This programming exercise provides a baseline for pitch tracking on singing recordings. You are expected to understand the code and fine tune the parameters to improve the accuracy of pitch tracking.
Training set:
2016 recordings, with groundtruth (human labeled pitch).
Test set:
2017 recordings, without groundtruth. You need to use this set to generate PV files, and upload them for performance evaluation.
How to run the example program
Modify the main program "goTest.m" as follows:
Add necessary toolboxes to the search path.
Assign the dataset path to the variable "auDir".
Run "goTest" under MATLAB to show the overall recognition rate as well as the recognition rate for each person.
After you have obtained the baseline recognition rate, you can perform error analysis.
Run "ptPersonRr(auSet)" to list the recognition rate of each person.
Run "ptFileCheck(auSet)" to check badly performed files.
Run "ptFileCheck(auSet, '09608050PETR')" to check badly performed files from a specific singer '09608050PETR'.
How to get better accuracy
How to take care of scattered abrupt change in pitch (just like salt and pepper noise in images)
Use a median filter to smooth the computed pitch.
Use rule-based method to find such pitch points, and replace them with average of previous and next few pitch points.

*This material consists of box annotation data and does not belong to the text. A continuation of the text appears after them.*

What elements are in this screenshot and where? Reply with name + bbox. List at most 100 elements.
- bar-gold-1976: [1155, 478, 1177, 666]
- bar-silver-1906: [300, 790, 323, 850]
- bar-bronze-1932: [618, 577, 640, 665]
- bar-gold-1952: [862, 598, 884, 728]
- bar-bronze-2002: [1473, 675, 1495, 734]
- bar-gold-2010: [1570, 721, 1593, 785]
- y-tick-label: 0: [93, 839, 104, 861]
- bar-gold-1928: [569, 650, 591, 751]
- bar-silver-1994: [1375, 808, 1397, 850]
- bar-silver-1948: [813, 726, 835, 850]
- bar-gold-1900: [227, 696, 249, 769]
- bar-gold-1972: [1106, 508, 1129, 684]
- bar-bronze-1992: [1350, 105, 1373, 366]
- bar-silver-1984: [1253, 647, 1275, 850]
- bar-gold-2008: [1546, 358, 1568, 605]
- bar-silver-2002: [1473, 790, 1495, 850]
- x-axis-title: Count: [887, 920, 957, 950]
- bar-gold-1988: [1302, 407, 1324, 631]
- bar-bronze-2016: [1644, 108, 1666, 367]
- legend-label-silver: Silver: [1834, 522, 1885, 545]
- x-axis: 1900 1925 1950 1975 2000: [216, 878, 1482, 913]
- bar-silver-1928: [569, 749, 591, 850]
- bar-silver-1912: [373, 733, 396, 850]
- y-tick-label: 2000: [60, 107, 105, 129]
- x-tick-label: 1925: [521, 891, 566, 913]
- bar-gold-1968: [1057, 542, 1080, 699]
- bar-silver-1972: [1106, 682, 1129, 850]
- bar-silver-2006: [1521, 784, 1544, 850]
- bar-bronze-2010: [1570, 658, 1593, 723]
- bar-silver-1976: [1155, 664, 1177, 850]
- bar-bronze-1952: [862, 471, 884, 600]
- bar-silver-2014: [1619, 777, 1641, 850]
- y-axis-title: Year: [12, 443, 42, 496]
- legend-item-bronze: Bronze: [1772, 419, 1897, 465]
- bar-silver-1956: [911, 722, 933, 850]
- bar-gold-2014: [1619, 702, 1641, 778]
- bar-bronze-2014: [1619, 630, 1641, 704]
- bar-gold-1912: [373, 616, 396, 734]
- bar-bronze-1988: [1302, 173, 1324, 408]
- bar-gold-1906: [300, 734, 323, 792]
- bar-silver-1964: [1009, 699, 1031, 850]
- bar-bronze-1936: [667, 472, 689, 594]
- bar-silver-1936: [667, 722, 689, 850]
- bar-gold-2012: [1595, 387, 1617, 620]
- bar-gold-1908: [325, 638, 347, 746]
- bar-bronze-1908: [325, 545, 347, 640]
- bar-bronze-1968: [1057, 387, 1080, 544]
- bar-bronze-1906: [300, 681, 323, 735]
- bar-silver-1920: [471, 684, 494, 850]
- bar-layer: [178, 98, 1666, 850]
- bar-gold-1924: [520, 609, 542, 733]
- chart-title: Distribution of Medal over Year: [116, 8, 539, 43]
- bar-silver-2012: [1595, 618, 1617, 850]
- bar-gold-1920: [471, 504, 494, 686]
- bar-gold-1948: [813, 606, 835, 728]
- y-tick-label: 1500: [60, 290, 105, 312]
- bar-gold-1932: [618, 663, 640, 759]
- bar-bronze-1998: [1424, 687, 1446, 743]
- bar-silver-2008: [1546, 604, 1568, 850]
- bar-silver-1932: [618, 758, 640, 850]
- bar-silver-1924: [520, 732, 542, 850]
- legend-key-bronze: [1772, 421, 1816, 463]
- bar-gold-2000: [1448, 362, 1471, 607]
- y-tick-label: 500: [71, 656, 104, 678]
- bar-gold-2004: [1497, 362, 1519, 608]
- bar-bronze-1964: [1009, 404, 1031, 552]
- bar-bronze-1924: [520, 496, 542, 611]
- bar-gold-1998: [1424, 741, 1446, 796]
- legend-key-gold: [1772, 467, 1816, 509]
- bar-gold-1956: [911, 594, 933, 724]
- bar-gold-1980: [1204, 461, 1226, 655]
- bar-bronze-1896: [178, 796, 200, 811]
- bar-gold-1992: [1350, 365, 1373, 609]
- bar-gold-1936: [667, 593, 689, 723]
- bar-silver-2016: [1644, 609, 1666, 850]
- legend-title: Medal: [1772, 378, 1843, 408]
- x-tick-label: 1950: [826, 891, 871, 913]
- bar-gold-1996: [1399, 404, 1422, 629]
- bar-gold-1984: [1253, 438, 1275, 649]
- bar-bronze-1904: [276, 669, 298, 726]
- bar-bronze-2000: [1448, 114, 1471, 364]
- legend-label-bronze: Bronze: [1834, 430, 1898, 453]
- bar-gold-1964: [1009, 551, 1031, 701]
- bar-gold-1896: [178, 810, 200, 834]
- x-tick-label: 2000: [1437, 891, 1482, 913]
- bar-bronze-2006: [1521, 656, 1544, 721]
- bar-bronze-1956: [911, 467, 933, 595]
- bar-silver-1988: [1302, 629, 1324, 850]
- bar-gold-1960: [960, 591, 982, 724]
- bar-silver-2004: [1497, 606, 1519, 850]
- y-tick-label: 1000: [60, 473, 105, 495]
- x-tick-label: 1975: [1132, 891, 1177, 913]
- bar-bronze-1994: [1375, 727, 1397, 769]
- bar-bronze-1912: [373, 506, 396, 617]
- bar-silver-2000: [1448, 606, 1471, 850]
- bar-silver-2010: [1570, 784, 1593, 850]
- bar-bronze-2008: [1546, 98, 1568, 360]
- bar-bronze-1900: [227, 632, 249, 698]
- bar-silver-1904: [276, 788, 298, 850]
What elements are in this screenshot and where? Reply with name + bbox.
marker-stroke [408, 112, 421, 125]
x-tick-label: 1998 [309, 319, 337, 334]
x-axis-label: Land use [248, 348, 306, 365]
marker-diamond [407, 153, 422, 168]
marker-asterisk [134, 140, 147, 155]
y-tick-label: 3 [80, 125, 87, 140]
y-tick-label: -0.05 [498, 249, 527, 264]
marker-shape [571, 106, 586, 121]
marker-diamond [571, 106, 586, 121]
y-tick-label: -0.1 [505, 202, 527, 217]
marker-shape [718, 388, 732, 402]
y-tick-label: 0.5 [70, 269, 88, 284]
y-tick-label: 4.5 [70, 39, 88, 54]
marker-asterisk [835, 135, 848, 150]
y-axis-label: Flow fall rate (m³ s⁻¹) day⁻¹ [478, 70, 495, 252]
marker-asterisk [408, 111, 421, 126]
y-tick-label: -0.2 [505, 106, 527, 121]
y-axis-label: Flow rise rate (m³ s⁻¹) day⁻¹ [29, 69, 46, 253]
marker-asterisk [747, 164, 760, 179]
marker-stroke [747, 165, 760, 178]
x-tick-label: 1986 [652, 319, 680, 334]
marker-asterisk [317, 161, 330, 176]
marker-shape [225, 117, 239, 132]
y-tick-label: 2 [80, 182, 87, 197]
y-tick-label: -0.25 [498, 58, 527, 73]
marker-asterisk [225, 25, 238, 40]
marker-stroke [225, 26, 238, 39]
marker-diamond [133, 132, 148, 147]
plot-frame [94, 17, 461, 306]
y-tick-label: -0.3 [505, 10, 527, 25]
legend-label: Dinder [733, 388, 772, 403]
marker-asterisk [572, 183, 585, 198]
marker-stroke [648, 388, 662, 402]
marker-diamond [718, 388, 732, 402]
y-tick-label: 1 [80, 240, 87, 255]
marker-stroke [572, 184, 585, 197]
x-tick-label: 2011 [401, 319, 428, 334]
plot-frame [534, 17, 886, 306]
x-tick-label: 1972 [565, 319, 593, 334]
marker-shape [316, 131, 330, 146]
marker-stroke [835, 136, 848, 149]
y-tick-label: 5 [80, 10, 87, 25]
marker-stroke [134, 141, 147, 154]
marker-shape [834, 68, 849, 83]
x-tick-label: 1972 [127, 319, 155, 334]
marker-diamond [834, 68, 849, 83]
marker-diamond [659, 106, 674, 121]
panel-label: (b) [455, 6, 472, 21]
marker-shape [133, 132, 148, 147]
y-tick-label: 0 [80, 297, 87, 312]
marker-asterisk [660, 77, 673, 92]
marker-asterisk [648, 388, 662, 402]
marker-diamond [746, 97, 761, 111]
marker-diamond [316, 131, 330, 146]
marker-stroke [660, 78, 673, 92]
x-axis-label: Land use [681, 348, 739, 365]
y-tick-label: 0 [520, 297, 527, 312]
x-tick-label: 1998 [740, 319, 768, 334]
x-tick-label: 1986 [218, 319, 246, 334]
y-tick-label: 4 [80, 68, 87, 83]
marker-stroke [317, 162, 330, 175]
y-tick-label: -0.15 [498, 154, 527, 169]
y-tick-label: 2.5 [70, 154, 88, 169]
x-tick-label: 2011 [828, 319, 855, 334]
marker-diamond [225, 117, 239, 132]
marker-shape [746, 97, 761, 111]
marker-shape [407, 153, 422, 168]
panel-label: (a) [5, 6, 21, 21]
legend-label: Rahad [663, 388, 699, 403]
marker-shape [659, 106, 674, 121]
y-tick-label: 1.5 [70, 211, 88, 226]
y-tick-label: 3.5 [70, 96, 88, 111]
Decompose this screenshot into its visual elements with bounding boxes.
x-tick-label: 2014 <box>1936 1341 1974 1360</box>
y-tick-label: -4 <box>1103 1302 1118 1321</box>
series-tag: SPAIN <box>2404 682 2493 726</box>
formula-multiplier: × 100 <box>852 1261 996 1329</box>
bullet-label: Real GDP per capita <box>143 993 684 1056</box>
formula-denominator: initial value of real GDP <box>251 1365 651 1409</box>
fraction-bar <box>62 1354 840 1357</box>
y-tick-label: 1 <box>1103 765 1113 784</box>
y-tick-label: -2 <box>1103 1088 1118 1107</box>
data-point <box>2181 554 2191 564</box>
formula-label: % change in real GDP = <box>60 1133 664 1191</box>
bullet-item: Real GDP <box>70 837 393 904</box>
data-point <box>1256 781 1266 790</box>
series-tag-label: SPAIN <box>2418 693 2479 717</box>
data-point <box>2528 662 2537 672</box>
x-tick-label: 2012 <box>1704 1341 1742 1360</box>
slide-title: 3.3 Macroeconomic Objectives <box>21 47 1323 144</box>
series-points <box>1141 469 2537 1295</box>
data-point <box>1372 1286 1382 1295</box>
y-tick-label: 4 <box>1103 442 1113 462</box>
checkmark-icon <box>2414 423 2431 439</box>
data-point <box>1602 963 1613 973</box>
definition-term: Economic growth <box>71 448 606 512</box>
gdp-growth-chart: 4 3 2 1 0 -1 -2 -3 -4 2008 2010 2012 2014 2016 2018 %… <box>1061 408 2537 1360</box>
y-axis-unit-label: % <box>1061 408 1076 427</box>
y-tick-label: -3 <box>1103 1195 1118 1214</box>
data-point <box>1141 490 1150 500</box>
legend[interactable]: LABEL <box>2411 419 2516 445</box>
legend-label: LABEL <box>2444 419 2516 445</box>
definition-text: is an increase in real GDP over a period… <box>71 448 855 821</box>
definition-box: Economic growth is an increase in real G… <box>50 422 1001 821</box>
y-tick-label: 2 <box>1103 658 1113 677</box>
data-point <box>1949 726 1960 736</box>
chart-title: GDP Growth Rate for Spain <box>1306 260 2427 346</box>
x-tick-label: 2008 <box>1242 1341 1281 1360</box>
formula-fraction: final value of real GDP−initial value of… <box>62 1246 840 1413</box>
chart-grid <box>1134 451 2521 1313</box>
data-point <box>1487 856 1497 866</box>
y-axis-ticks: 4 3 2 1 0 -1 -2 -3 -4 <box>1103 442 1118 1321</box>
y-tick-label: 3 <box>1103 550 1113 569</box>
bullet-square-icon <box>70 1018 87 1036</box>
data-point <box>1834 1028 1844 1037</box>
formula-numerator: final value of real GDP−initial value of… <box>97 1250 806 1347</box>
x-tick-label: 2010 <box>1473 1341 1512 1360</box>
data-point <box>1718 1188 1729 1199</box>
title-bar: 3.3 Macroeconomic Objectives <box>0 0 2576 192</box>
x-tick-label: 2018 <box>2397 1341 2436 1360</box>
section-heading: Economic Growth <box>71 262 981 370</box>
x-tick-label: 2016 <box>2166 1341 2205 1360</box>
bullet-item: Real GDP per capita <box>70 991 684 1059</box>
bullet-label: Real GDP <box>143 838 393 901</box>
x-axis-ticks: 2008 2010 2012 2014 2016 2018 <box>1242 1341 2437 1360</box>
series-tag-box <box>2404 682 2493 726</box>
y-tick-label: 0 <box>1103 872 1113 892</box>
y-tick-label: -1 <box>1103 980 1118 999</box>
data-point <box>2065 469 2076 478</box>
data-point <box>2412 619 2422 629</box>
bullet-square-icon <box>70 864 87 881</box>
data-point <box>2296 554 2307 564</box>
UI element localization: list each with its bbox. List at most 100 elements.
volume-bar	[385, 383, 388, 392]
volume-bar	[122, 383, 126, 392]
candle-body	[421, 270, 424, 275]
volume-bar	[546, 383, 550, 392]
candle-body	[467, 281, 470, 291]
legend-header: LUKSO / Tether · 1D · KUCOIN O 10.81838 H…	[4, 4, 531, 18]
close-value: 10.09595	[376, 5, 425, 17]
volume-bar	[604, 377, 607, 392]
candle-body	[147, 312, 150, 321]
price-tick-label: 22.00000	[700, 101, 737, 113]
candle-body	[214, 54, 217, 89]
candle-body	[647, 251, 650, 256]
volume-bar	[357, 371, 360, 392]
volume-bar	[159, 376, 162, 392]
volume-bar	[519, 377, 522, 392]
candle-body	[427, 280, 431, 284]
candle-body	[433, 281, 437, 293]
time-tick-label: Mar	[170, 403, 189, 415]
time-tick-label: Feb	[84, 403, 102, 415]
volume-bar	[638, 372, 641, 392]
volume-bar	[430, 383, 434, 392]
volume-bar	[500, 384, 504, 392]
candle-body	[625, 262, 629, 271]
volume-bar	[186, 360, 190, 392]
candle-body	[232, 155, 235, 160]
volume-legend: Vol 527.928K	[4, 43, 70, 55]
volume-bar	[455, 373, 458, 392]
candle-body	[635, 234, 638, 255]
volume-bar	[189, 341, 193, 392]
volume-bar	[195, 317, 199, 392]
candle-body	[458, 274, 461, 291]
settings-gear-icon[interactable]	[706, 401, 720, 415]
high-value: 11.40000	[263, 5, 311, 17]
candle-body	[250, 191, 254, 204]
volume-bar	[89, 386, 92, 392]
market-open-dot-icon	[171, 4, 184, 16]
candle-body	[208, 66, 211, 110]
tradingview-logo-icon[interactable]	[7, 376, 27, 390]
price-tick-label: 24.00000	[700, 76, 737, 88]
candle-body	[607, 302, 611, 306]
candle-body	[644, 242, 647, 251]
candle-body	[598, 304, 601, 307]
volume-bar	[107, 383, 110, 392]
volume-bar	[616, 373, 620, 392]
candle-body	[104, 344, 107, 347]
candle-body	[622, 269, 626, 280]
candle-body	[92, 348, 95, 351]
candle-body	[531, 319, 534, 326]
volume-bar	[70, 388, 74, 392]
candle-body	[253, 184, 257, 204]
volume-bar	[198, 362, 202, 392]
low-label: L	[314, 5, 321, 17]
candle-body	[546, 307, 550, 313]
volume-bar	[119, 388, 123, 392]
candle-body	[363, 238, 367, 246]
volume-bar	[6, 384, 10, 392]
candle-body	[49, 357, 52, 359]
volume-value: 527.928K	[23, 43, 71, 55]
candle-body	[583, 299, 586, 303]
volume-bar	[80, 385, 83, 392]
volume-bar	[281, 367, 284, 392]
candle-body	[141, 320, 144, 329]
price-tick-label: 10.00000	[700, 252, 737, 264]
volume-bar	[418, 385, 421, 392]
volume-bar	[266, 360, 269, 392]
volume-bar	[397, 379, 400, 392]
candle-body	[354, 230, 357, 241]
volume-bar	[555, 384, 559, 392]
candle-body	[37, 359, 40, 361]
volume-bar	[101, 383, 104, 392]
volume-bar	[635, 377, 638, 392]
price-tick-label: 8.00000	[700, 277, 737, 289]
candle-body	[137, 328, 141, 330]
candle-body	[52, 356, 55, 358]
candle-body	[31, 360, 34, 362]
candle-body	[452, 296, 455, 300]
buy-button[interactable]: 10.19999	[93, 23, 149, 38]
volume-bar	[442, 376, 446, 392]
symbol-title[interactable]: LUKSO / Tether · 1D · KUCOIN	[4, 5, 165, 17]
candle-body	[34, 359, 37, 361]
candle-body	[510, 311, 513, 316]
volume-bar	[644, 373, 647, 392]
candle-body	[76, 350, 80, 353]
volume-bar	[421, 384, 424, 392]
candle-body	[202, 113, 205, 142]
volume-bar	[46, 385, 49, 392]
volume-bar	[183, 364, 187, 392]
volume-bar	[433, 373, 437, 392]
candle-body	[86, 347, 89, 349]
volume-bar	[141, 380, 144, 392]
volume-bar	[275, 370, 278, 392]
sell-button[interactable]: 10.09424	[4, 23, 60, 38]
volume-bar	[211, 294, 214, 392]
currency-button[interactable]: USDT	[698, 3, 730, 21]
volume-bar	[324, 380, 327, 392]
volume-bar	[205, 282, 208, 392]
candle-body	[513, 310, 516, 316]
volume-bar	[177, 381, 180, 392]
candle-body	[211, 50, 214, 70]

How to deal with pitch doubling/halving errors
Try other PDFs to see if it helps. (Optimize parameters for each PDF if possible.)
Try PDF combination
Keep several pitch candidates for each frame and then obtain the most smooth pitch curve with the least doubling/halving errors using dynamic programming.
Estimate some statistics of the groundtruth pitch and apply them to your search
Estimate the pitch range of a single file
Estimate the biggest deviation of neighboring pitch points
Estimate the likelihood of pitch distribution
To use existing functions of pitch tracking in SAP toolbox
pitchTrack.m: Simple peak picking and dynamic programming in PDF
pitchTrackForcedSmooth.m: Multiple passes of dynamic programming
(There is no guarantee that these function will generate the best result.)
In order to separate the problem of "voiced segment detection" and "pitch tracking", here we adopt the performance index of raw pitch accuracy which only uses the non-zero part of the ground-truth pitch to compute the accuracy. As a result, your best bet is to generate a pitch value for each frame, no matter the frame has pitch or not.
What to upload for performance evaluation
For past years, you need to upload the following files for evaluation:
myPt.m: Your main function for PT
myPtOptSet.m: The best parameters for myPt.m.
myMethod.txt: Please describe your method briefly, including the recognition rates and the lesson you learned.
The other files that might be used by your program.
However, since the no. of files for evaluation is getting larger (due to increasing number of students taking this class), we decided to follow the convention of Kaggle. That is, all you need to upload is the PV (pitch vector) files generated by your pitch tracking program. To generate the PV files, you can simply run goPvGen.m after modifying the following two lines:
auDir='audioWithoutGt'; % Replace this with the recordings of this year, which contains audio files without PV files
outputPvDir='b00902024_pv2'; % All the generated PV files are put here, so you can compress the folder for upload. Please follow the convention of "studentID_pv2".
After running goPvGen.m, it will generate a folder of "xxxxxxxxx_pv2" (where the leading characters are you student ID) which contains PV files (with extension "pv2") generated by your pitch tracking program. Please compress the whole directory tree and upload it for evaluation. (Note that manual change of the PV files will be considered cheating in this course. TA may ask you to submit the programs that can generate the PV files for double checking.)
Suggestions
If you find errors in manually labeled data, please post on FB so other students are aware of the errors. (TAs will try their best to correct the errors.)
If the performance tuning is time consuming, you can use a partial dataset (perhaps poorly performed files) to obtain a rough result quickly.
The H1 help of the example code
File convention:
pt*.m: Functions that you are not allowed to modify or upload.
go*.m: Main program that you can execute directly.